The stable hands chuckled from their perches on feed sacks. But one, skinny, straw-haired, maybe seventeen, snuck a longer glance at June Bug. His laughter faded into something quieter. “She don’t look like much,” he muttered, “but there’s fire in her eyes.”
The stable door flew open. Jack stood in the threshold, hat low, shadow long. Dust clung to his coat, and his jaw was tight as hickory bark. Behind him swaggered a mountain of a man, face red with liquor and ego, arms like iron girders, and the mean glint of a bruised pride. “You think you’re better than me just ‘cause you whisper to mules?” the big man spat, stomping forward. “Bet that runt of yours couldn’t pull my rig outta the ditch!” Jack didn’t flinch. Just stared, that quiet weight behind his silence speaking louder than any shout.
The man sneered and yanked his thumb toward the street. “Eight kegs of railroad spikes. Steel-wheeled wagon. You hook her up, and if she moves it five feet, I’ll buy your supper and shine your boots. But if she don’t—” he paused, eyeing the worn handle of Jack’s blade—“I get that fancy knife of yours.” Still no words from Jack. Just a glance, quiet, certain, at June Bug. She was already walking toward him.
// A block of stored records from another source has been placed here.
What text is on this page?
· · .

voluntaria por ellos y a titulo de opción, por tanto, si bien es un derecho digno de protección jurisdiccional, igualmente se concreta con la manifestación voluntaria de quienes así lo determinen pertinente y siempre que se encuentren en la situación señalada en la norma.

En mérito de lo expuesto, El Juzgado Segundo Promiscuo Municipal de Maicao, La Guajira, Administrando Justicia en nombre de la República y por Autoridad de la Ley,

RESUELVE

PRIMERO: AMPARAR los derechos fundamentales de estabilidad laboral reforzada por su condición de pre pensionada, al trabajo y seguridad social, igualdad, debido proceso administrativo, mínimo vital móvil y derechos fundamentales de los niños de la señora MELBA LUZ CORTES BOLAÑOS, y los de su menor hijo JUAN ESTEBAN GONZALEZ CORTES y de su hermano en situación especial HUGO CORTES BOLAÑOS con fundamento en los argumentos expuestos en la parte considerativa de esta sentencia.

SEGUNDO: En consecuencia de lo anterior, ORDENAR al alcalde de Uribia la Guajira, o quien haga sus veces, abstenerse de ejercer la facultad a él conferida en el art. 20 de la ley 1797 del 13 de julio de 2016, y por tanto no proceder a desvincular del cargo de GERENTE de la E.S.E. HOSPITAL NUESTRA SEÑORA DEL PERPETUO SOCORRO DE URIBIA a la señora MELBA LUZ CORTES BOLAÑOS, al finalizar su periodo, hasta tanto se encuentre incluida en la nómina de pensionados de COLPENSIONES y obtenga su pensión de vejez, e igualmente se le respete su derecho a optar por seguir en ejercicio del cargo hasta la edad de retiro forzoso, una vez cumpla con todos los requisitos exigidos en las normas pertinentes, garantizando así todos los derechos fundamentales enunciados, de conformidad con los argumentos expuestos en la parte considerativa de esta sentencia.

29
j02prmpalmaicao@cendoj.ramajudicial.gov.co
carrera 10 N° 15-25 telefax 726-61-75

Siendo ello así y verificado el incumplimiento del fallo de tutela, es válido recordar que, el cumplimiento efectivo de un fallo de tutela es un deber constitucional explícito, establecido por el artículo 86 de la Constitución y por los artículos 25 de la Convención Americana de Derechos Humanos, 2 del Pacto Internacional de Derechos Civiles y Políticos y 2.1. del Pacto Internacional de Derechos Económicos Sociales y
The stable hands scrambled to their feet. A group of dockhands and card players drifted over from the saloon. Even the blacksmith paused mid-swing, his hammer suspended in midair. A hush rolled over the street, thick as fog off the river. Jack adjusted the rig, buckling her into the traces with skilled hands. He moved like this wasn’t a contest but a ceremony, reverent, slow, sure. One last pat on her flank, one soft word no one else heard. June Bug stepped into place before the beast of a wagon, an old river-freight hauler, wheels rimmed in iron, each keg of railroad spikes stacked like cannonballs. The street seemed to lean in to watch.
The big man crossed his arms, smirking. “Let’s see this little thing embarrass herself.” June Bug lowered her head. Set her hooves. Then she brayed. It wasn’t a cry. It was a call. A war song, half-coal dust, half mountain wind. It echoed off the river stones, snapped sparrows into flight, and made more than one grown man blink. She pulled. The chains jumped. The wagon moaned. The wheels gave a stubborn screech. Then they moved. Not fast. Not far. But they rolled. Six feet. Clean.
The crowd exploded. Someone tossed a bowler hat into the air. Another slapped the blacksmith’s shoulder hard enough to nearly knock him into his forge. Voices rose, “Did you see that?,” “Mule’s got fire!,” “I’ll be hog-tied!” The big man stood frozen, mouth gapped. He fumbled in his coat, pulled out a silver coin, and pressed it into Jack’s hand without a word. Jack nodded once, tucked it away, and walked June Bug back to the livery without a glance behind him.
That night, camped on a bluff above town beneath the wide Missouri sky, the fire crackled slow. The breeze was sweet with river reed and honeysuckle. Crickets sang their dusty tune. June Bug lay curled in the grass, flank still warm from the effort, ears flicking at night sounds. Jack leaned back on his elbows, looking at the stars. “Well,” he said at last, voice soft as the smoke curling above them, “I reckon they know your name now.” She snorted once, then closed her eyes. Respect wasn’t given out here. You earned it. You pulled it. You dragged it, one wheel-screeching inch at a time. And tonight, she had carved her name into the wind.